Across campus, Samantha Earley, teaches ENG-L207: Women and Literature online. She has learned that certification is “a multi-step, multi-year process.” But it’s one that rewards instructors and students alike.
“What I appreciate the most about QM is that the guidelines and processes that they suggest for course building are backed by research,” Earley said. “They have done the research on the most effective ways that online asynchronous courses should be designed in order to maximize student learning, so I know that if I follow the guidelines in building my courses, my students will have a good learning experience.”
It’s not an exaggeration to say that, in the QM process, instructors get to be students again. Some have taught online but are challenged to unlearn and relearn, while others are complete newbies to this modality, though they may have been teaching face-to-face for decades.
For Earley, one of the challenges came in the area of alignment–making sure that the course materials and assignments allow for students to learn and be assessed on the course outcomes.
“Having the structure of QM has made it easier for me to build new courses, faster,” Earley said. “I have a clear idea of the way that the course should be laid out and I understand how the materials and assignments should build on one another.”
QM also helps with scaffolding, enabling Earley to gracefully blend students with differing levels of subject-matter knowledge into a cohesive group.
“In a well-laid-out online asynchronous course, students are able to focus on the materials and the learning that they need to do, rather than to be stressed about finding stuff and missing deadlines and assignments because they don’t know where they are,” Earley said. “Having a ‘Getting Started’ module helps, as that walks the student through the basics of the design, and they know how to work through the course.”
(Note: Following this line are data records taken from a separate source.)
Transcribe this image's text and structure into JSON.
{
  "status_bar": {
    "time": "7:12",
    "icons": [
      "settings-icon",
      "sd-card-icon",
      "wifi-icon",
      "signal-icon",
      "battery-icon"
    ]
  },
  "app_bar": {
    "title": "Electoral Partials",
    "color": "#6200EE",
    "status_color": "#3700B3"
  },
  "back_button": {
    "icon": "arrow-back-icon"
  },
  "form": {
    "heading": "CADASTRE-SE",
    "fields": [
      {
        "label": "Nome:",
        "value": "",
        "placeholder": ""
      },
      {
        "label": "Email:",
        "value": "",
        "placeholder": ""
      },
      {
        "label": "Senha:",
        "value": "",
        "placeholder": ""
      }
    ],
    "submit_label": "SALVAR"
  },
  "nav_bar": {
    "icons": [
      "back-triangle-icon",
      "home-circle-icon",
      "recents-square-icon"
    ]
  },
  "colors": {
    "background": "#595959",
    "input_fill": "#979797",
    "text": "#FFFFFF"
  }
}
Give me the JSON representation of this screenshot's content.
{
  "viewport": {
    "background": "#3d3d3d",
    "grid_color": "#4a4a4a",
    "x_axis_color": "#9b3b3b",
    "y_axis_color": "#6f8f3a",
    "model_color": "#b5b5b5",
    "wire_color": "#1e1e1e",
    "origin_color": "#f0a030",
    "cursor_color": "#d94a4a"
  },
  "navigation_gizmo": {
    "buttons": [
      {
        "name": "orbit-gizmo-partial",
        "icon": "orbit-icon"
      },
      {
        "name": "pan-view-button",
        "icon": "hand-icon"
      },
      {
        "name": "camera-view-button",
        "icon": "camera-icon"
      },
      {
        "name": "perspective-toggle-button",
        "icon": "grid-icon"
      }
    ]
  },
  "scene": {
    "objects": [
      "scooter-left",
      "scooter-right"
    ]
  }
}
When it comes to grading, Earley has noticed that her bell curve is now inverted, with more students getting A’s than C’s.
She also has student feedback to rely on. In an evaluation of the course, one student went into detail.
“She said that she was happy to see that the course was organized into modules and that the learning outcomes, assignments, and assessments were in a table, because she knew then that the course would be organized and she would be able to find what she needed,” Earley said.
With the pandemic having accelerated the expansion of online learning at IU Southeast, the commitment to QM is a way to ensure that with quantity there is also quality.